The European Commission proposed on Tuesday (12 December) blocking all profits from the sanctioned Russian sovereign assets in the EU into separate accounts, in the first step towards making use of them to finance Ukraine’s reconstruction.
The Commission is putting forward a “proposal on the immobilisation of extraordinary revenues, so-called ‘windfall revenues’, of the Russian Central Bank’s assets”, announced Vera Jourova, the vice-president of the EU executive.
The Commission recommends that financial institutions put all profits stemming from the Russian Central Bank’s assets on separate accounts once the decision is adopted.
This would mean to “immobilise the net profits and secure them so it can be used in the future”, one EU official said speaking on condition of anonymity.
The step comes after EU countries urged the Commission to look into legal ways of using the stream of revenues from the Russian central bank’s money immobilised in the bloc to help rebuild Ukraine following Russia’s attack on the country.
The European Commission estimates there is around €200 billion of the Russian Central Bank reserves frozen in the EU.
The draft proposal, which is not public and has been sent directly to national capitals, however, falls short of proposing ways to do so. The member states will later take a decision in this regard, based on a future proposal by the executive.
“Because it is unprecedented, each step needs to be carefully assessed and discussed. We think it is appropriate to step of separate registration assets, and it paves the way for the next steps,” the EU official said.
As this has never been done before, EU experts, lawyers, and economists, including the European Central Bank, have called for caution in doing so.
More hawkish Eastern and Central European member states have pushed for the move, while some countries such as Belgium, Estonia, and the Czech Republic have already started looking into how to use freezes within a national context.
The EU’s proposal “will focus prudently on the windfall profits from the immobilised assets of the Russian Central Bank,” European Commission President Ursula von der Leyen had said after the meeting of leaders in July, but expressed caution.
EU leaders are expected to review the Commission’s proposal at a summit on Thursday (14 December).
They should “reiterate call for decisive progress, […] on how extraordinary revenues held by private entities stemming directly from Russia’s immobilised assets could be directed to support Ukraine and its recovery and reconstruction”, according to draft conclusions seen by Euractiv.
More than €100 billion of frozen Russian assets are stuck in the Belgium-based Euroclear and have generated around €3 billion according to the clearing house’s data since the beginning of Russia’s war on Ukraine.
“There is good reason to consider that these revenues should be used to help the reconstruction and recovery of Ukraine, that is the long-term objective,” the EU official said.
“The short-term objective is to make sure this is possible,” the official added, presenting two strands of work.
“First, forcing the central security deposits (CSDs) to manage and register separately those revenues so they can be identified in the accounting system, and secondly, these net profits from today would be prohibited to redistribution to shareholders and third parties, so they have to stay in CSDs.”
That way, the Russian Central Bank’s money will not be touched by the future steps, only the profits.
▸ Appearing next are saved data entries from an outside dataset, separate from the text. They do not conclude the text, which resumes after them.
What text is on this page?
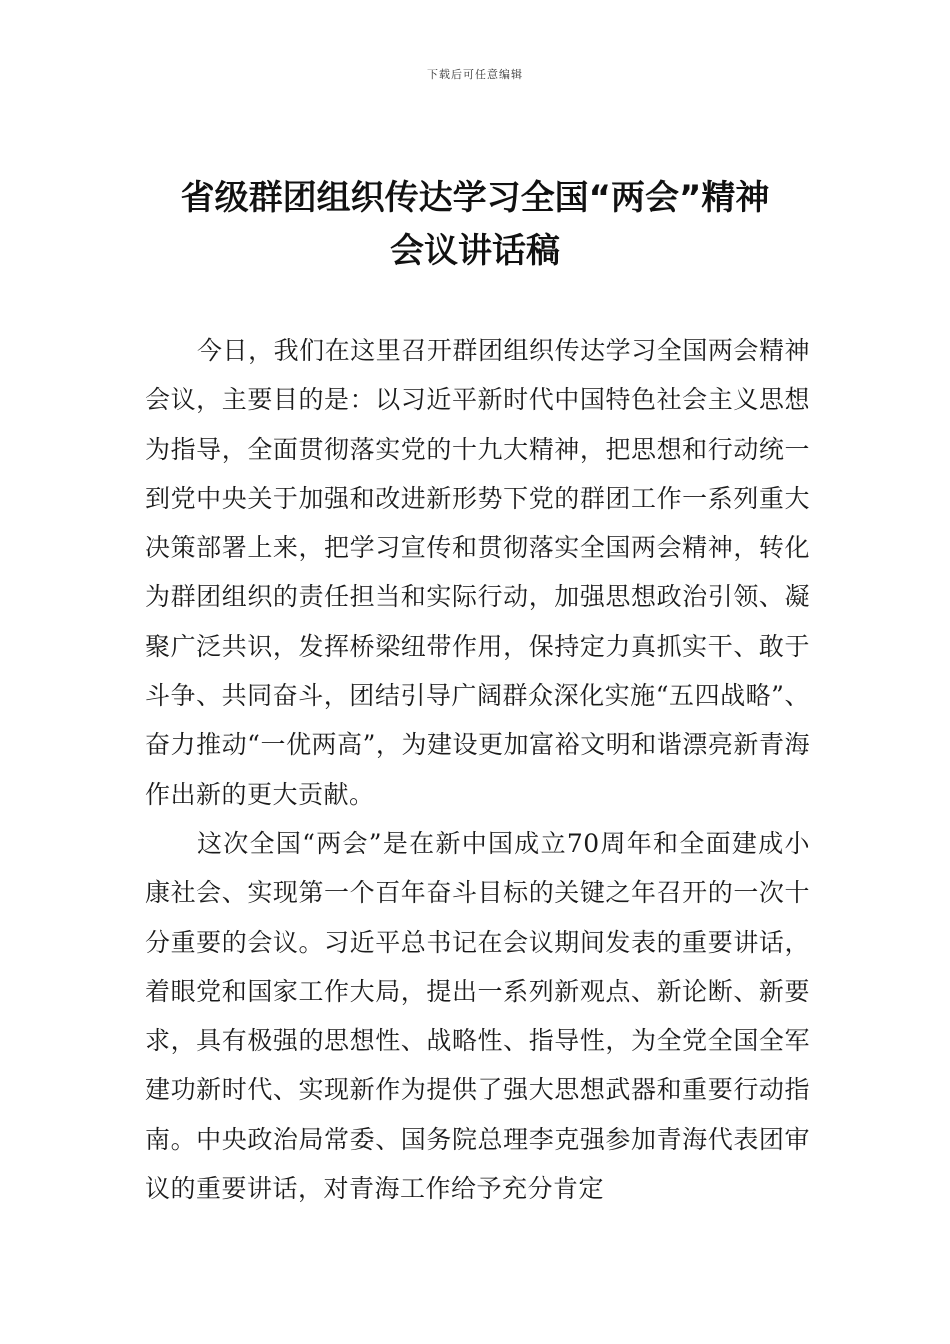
下载后可任意编辑
省级群团组织传达学习全国“两会”精神
会议讲话稿

今日，我们在这里召开群团组织传达学习全国两会精神会议，主要目的是：以习近平新时代中国特色社会主义思想为指导，全面贯彻落实党的十九大精神，把思想和行动统一到党中央关于加强和改进新形势下党的群团工作一系列重大决策部署上来，把学习宣传和贯彻落实全国两会精神，转化为群团组织的责任担当和实际行动，加强思想政治引领、凝聚广泛共识，发挥桥梁纽带作用，保持定力真抓实干、敢于斗争、共同奋斗，团结引导广阔群众深化实施“五四战略”、奋力推动“一优两高”，为建设更加富裕文明和谐漂亮新青海作出新的更大贡献。

这次全国“两会”是在新中国成立70周年和全面建成小康社会、实现第一个百年奋斗目标的关键之年召开的一次十分重要的会议。习近平总书记在会议期间发表的重要讲话，着眼党和国家工作大局，提出一系列新观点、新论断、新要求，具有极强的思想性、战略性、指导性，为全党全国全军建功新时代、实现新作为提供了强大思想武器和重要行动指南。中央政治局常委、国务院总理李克强参加青海代表团审议的重要讲话，对青海工作给予充分肯定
Those can be used for Ukraine since they are “exceptional” and “only exist because of the immobilisation. It is a direct consequence [of the sanctions],” the official said.
The European Commission did not give any estimation as to how much cash could be generated from the move, which is also supported by the world’s biggest economies.
The G7 will explore how “extraordinary revenues held by private entities stemming directly from immobilised Russian sovereign assets” could be used to support Ukraine’s reconstruction, the group said in a statement in October.
The proposal also comes at a point in time as the EU leaders meet in Brussels later this week to discuss how to fund the next years in the EU’s future budget.
Using revenues from Russian frozen assets has been raised as an idea, and is included in the latest framework proposal for the EU summit sent by the European Council President Charles Michel on Tuesday (12 December), and seen by Euractiv, even though it has now been criticised by a majority of member states.